Ask Amy
Ask Amy
Swen Nater
In this Saturday’s “Ask Amy,” found in many newspapers around the country, personal advice columnist, Amy Dickinson, answers the question of a mother who is concerned her husband is putting too much pressure on their son, a 9th-grade football player, to do better.
Dear Amy: I have a son who is 14 years old and in the ninth grade. He plays football. My husband is always pushing him to do better, but I think he is great already.
He is one of the best players on his team. The coach thinks he should go on the varsity team, but I don’t agree. My husband and I don’t see eye to eye on this.
I think that if my husband keeps putting all of this pressure on him he is going to end up hating football and then quit the team—and he is a wonderful player.
Can you help me to decide what to do?
Here is Dickinson’s response.
Dear Stressed: One person’s point of view is missing from your account—your son’s. He is the most important character in this story and in my view, he is old enough to make choices when it comes to sports.
Football is a physically punishing sport and your son, at 14, is still growing and developing. Many schools mandate an extra medical exam for younger players who want to move up to varsity, and I think this is necessary.
You are right that if your husband keeps pushing and pressuring your son, he may rebel and quit the team. This is an age-old story between fathers and sons.
As a parent with the larger perspective, your job is to encourage both parties to try and see the big picture. Make sure your son realizes that he has the freedom to make his own choices, regardless of what his father wants, and let him know that you will always advocate for him.
My favorite movie detailing he triumph and tension of high school football is the ancient (1983) movie, “All the Right Moves,” starring an extremely young Tom Cruise. Cruise recently said he suffered a concussion while shooting a football scene in that film, underscoring the potential dangers of the sport.
Amy Dickinson is correct in that a ninth-grader should decide whether to play a sport or not, and that moving to a level where the physical contact is greater (and therefore the risk of injury is greater), should require a physical exam to determine if that player’s body can handle it. She is right on. But she didn’t answer the mom’s question. The mom wasn’t concerned with her son being injured at varsity, at least not physically. She saw things going from fun to serious and she wanted Amy to say, “Yes, it’s best to let him be a big happy fish in a small pond than send him to the wolves and take the fun out of the game.”
Dickinson made another mistake; she failed to bring the family together. She told the mother she was the one with “the larger perspective.” That’s not true. There were three perspectives from three angles: That of her husband, that of herself, and that of her son. Although she told the mother to “encourage both parties to try and see the big picture,” she placed her in the role of judge by telling her to tell her son, if need be, she would be his advocate against his father. I’m going out on a limb here but I believe, a divided family is not going to produce the best results for the child.
If I had an “Ask Swen” column and that mom asked me the same question, here’s what I would write.
Dear Concerned Mother: It is the dream of most, if not all, the lower-level players to be on the high school varsity team. Your son is obviously a very talented player and doing so well at the lower level, the coach wants to move him up to varsity. This is an opportunity for him and could possibly mean, when he begins to acclimate to the demands and challenges of varsity, he’s going to have even more fun and success than he is having now.
In the best interest of your son, I recommend you do four things.
1. Meet with the coaching staff to find out exactly what their motivation is for wanting to move your son to varsity. Let’s hope their main reason is not to make the team better.
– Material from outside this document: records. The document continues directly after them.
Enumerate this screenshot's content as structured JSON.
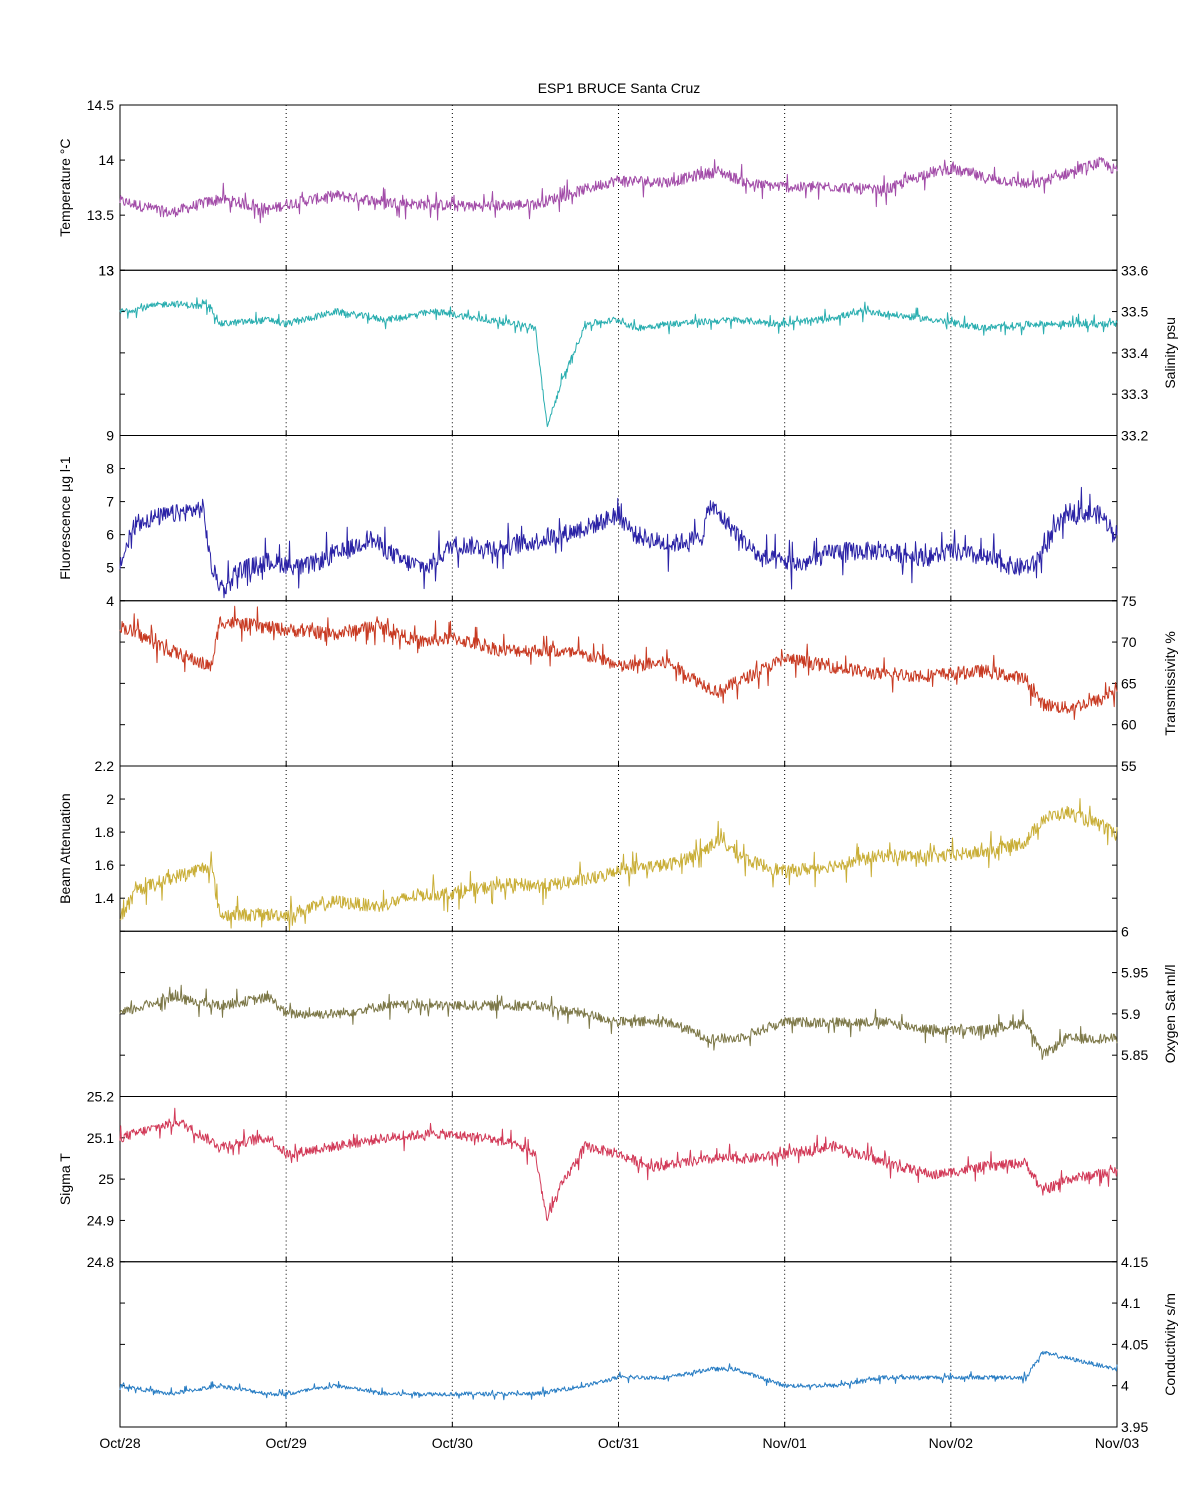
{
  "title": "ESP1 BRUCE Santa Cruz",
  "chart_data": [
    {
      "type": "line",
      "ylabel": "Temperature °C",
      "y_axis_side": "left",
      "ylim": [
        13,
        14.5
      ],
      "yticks": [
        13,
        13.5,
        14,
        14.5
      ],
      "ytick_labels": [
        "13",
        "13.5",
        "14",
        "14.5"
      ],
      "color": "#a24ca8",
      "noise": 0.05,
      "x": [
        0,
        0.3,
        0.6,
        0.9,
        1.0,
        1.3,
        1.6,
        1.8,
        2.1,
        2.5,
        2.9,
        3.0,
        3.3,
        3.6,
        3.8,
        4.1,
        4.3,
        4.6,
        4.85,
        5.0,
        5.2,
        5.5,
        5.9,
        6.0
      ],
      "values": [
        13.63,
        13.52,
        13.65,
        13.55,
        13.6,
        13.68,
        13.62,
        13.6,
        13.58,
        13.6,
        13.78,
        13.82,
        13.8,
        13.9,
        13.78,
        13.75,
        13.76,
        13.72,
        13.88,
        13.92,
        13.84,
        13.78,
        13.98,
        13.9
      ],
      "grid_x": true
    },
    {
      "type": "line",
      "ylabel": "Salinity psu",
      "y_axis_side": "right",
      "ylim": [
        33.2,
        33.6
      ],
      "yticks": [
        33.2,
        33.3,
        33.4,
        33.5,
        33.6
      ],
      "ytick_labels": [
        "33.2",
        "33.3",
        "33.4",
        "33.5",
        "33.6"
      ],
      "top_left_label": "13",
      "color": "#2aaeb0",
      "noise": 0.008,
      "x": [
        0,
        0.3,
        0.55,
        0.6,
        0.9,
        1.0,
        1.3,
        1.6,
        1.9,
        2.2,
        2.4,
        2.5,
        2.57,
        2.65,
        2.8,
        3.0,
        3.1,
        3.3,
        3.7,
        4.0,
        4.2,
        4.5,
        4.9,
        5.2,
        5.5,
        5.9,
        6.0
      ],
      "values": [
        33.5,
        33.52,
        33.51,
        33.47,
        33.48,
        33.47,
        33.5,
        33.48,
        33.5,
        33.48,
        33.47,
        33.46,
        33.22,
        33.32,
        33.47,
        33.48,
        33.46,
        33.47,
        33.48,
        33.47,
        33.48,
        33.5,
        33.48,
        33.46,
        33.47,
        33.47,
        33.47
      ],
      "grid_x": true
    },
    {
      "type": "line",
      "ylabel": "Fluorescence µg l-1",
      "y_axis_side": "left",
      "ylim": [
        4,
        9
      ],
      "yticks": [
        4,
        5,
        6,
        7,
        8
      ],
      "ytick_labels": [
        "4",
        "5",
        "6",
        "7",
        "8"
      ],
      "top_left_label": "9",
      "color": "#2a22a6",
      "noise": 0.28,
      "x": [
        0,
        0.1,
        0.3,
        0.5,
        0.55,
        0.62,
        0.7,
        0.9,
        1.1,
        1.4,
        1.5,
        1.7,
        1.85,
        2.0,
        2.3,
        2.5,
        2.8,
        3.0,
        3.1,
        3.3,
        3.5,
        3.55,
        3.7,
        3.85,
        4.1,
        4.3,
        4.6,
        4.85,
        5.0,
        5.2,
        5.4,
        5.5,
        5.7,
        5.9,
        6.0
      ],
      "values": [
        5.1,
        6.4,
        6.6,
        6.8,
        5.0,
        4.3,
        4.9,
        5.2,
        5.0,
        5.6,
        5.9,
        5.2,
        5.0,
        5.7,
        5.6,
        5.8,
        6.2,
        6.6,
        6.0,
        5.7,
        5.9,
        6.9,
        6.1,
        5.3,
        5.1,
        5.5,
        5.5,
        5.3,
        5.5,
        5.3,
        5.0,
        5.1,
        6.7,
        6.6,
        6.0
      ],
      "grid_x": true
    },
    {
      "type": "line",
      "ylabel": "Transmissivity %",
      "y_axis_side": "right",
      "ylim": [
        55,
        75
      ],
      "yticks": [
        55,
        60,
        65,
        70,
        75
      ],
      "ytick_labels": [
        "55",
        "60",
        "65",
        "70",
        "75"
      ],
      "color": "#c83a22",
      "noise": 0.8,
      "x": [
        0,
        0.3,
        0.55,
        0.6,
        1.0,
        1.3,
        1.55,
        1.8,
        2.0,
        2.3,
        2.6,
        2.9,
        3.0,
        3.3,
        3.5,
        3.6,
        3.8,
        4.0,
        4.3,
        4.6,
        4.9,
        5.2,
        5.45,
        5.55,
        5.7,
        5.9,
        6.0
      ],
      "values": [
        72,
        69,
        67,
        72.5,
        71.5,
        71,
        72,
        70,
        70.5,
        69,
        69,
        68,
        67,
        67.5,
        65,
        64,
        66,
        68,
        67,
        66,
        66,
        66.5,
        65.5,
        62.5,
        62,
        63,
        64.5
      ],
      "grid_x": true
    },
    {
      "type": "line",
      "ylabel": "Beam Attenuation",
      "y_axis_side": "left",
      "ylim": [
        1.2,
        2.2
      ],
      "yticks": [
        1.4,
        1.6,
        1.8,
        2.0
      ],
      "ytick_labels": [
        "1.4",
        "1.6",
        "1.8",
        "2"
      ],
      "top_left_label": "2.2",
      "color": "#c9ae37",
      "noise": 0.04,
      "x": [
        0,
        0.1,
        0.3,
        0.55,
        0.6,
        1.0,
        1.3,
        1.55,
        1.8,
        2.0,
        2.3,
        2.6,
        2.9,
        3.0,
        3.3,
        3.5,
        3.6,
        3.8,
        4.0,
        4.3,
        4.6,
        4.9,
        5.2,
        5.45,
        5.55,
        5.7,
        5.9,
        6.0
      ],
      "values": [
        1.28,
        1.45,
        1.52,
        1.6,
        1.3,
        1.3,
        1.38,
        1.35,
        1.42,
        1.43,
        1.48,
        1.48,
        1.53,
        1.58,
        1.6,
        1.68,
        1.75,
        1.62,
        1.56,
        1.6,
        1.66,
        1.65,
        1.68,
        1.74,
        1.88,
        1.92,
        1.84,
        1.78
      ],
      "grid_x": true
    },
    {
      "type": "line",
      "ylabel": "Oxygen Sat ml/l",
      "y_axis_side": "right",
      "ylim": [
        5.8,
        6.0
      ],
      "yticks": [
        5.85,
        5.9,
        5.95,
        6.0
      ],
      "ytick_labels": [
        "5.85",
        "5.9",
        "5.95",
        "6"
      ],
      "color": "#7d7848",
      "noise": 0.006,
      "x": [
        0,
        0.3,
        0.6,
        0.9,
        1.0,
        1.3,
        1.6,
        1.9,
        2.2,
        2.5,
        2.8,
        3.0,
        3.3,
        3.55,
        3.7,
        4.0,
        4.3,
        4.6,
        4.9,
        5.2,
        5.45,
        5.55,
        5.7,
        6.0
      ],
      "values": [
        5.9,
        5.92,
        5.91,
        5.92,
        5.9,
        5.9,
        5.91,
        5.91,
        5.91,
        5.91,
        5.9,
        5.89,
        5.89,
        5.87,
        5.87,
        5.89,
        5.89,
        5.89,
        5.88,
        5.88,
        5.89,
        5.85,
        5.87,
        5.87
      ],
      "grid_x": true
    },
    {
      "type": "line",
      "ylabel": "Sigma T",
      "y_axis_side": "left",
      "ylim": [
        24.8,
        25.2
      ],
      "yticks": [
        24.9,
        25.0,
        25.1
      ],
      "ytick_labels": [
        "24.9",
        "25",
        "25.1"
      ],
      "top_left_label": "25.2",
      "color": "#d23a58",
      "noise": 0.012,
      "x": [
        0,
        0.35,
        0.6,
        0.9,
        1.0,
        1.3,
        1.6,
        1.9,
        2.2,
        2.4,
        2.5,
        2.57,
        2.65,
        2.8,
        3.0,
        3.2,
        3.4,
        3.6,
        3.8,
        4.0,
        4.3,
        4.6,
        4.9,
        5.2,
        5.45,
        5.55,
        5.7,
        6.0
      ],
      "values": [
        25.1,
        25.14,
        25.08,
        25.1,
        25.06,
        25.08,
        25.1,
        25.11,
        25.1,
        25.08,
        25.06,
        24.9,
        24.98,
        25.08,
        25.06,
        25.03,
        25.04,
        25.05,
        25.05,
        25.06,
        25.08,
        25.04,
        25.01,
        25.03,
        25.04,
        24.97,
        25.0,
        25.02
      ],
      "grid_x": true
    },
    {
      "type": "line",
      "ylabel": "Conductivity s/m",
      "y_axis_side": "right",
      "ylim": [
        3.95,
        4.15
      ],
      "yticks": [
        3.95,
        4.0,
        4.05,
        4.1,
        4.15
      ],
      "ytick_labels": [
        "3.95",
        "4",
        "4.05",
        "4.1",
        "4.15"
      ],
      "top_left_label": "24.8",
      "color": "#2a7ec4",
      "noise": 0.0025,
      "x": [
        0,
        0.3,
        0.6,
        0.9,
        1.0,
        1.3,
        1.6,
        1.9,
        2.2,
        2.5,
        2.8,
        3.0,
        3.3,
        3.55,
        3.7,
        4.0,
        4.3,
        4.6,
        4.9,
        5.2,
        5.45,
        5.55,
        6.0
      ],
      "values": [
        4.0,
        3.99,
        4.0,
        3.99,
        3.99,
        4.0,
        3.99,
        3.99,
        3.99,
        3.99,
        4.0,
        4.01,
        4.01,
        4.02,
        4.02,
        4.0,
        4.0,
        4.01,
        4.01,
        4.01,
        4.01,
        4.04,
        4.02
      ],
      "xticks": [
        0,
        1,
        2,
        3,
        4,
        5,
        6
      ],
      "xtick_labels": [
        "Oct/28",
        "Oct/29",
        "Oct/30",
        "Oct/31",
        "Nov/01",
        "Nov/02",
        "Nov/03"
      ],
      "grid_x": true
    }
  ]
}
2. Make sure the high school medical staff is committed to thoroughly and objectively examining your son to ensure his body is mature enough to withstand the physical demands of varsity.
3. Talk to your husband and let him know, although he might think your son wants the challenge, he should make sure your son wants the same thing.
4. You and your husband should talk to your son, together, about this and discuss all aspects about what is best for your son. It’s OK that you bring two different opinions. Let him know, you and your husband may have different views, but this is his (your son’s) decision and whatever decision he makes, you will support it.
Dickinson tried to divide the family by telling the mother to tell her son she would be his advocate against his father if need be, and that he has the freedom to make his own choices, regardless of what his father wants. In other words, she assumed the father was set in his ways and unwilling to change, and she took the side of the rational mother. Dickinson has no grounds for this conclusion. What she should have said was, although it appeared the mother and father disagreed, she should continue her efforts to handle the situation as a mother/father team, with the ultimate decision left up to the son.
By the way, what’s so bad about a father pushing his son “to do better?” The son is lucky. How many fathers are out there who don’t give a hoot?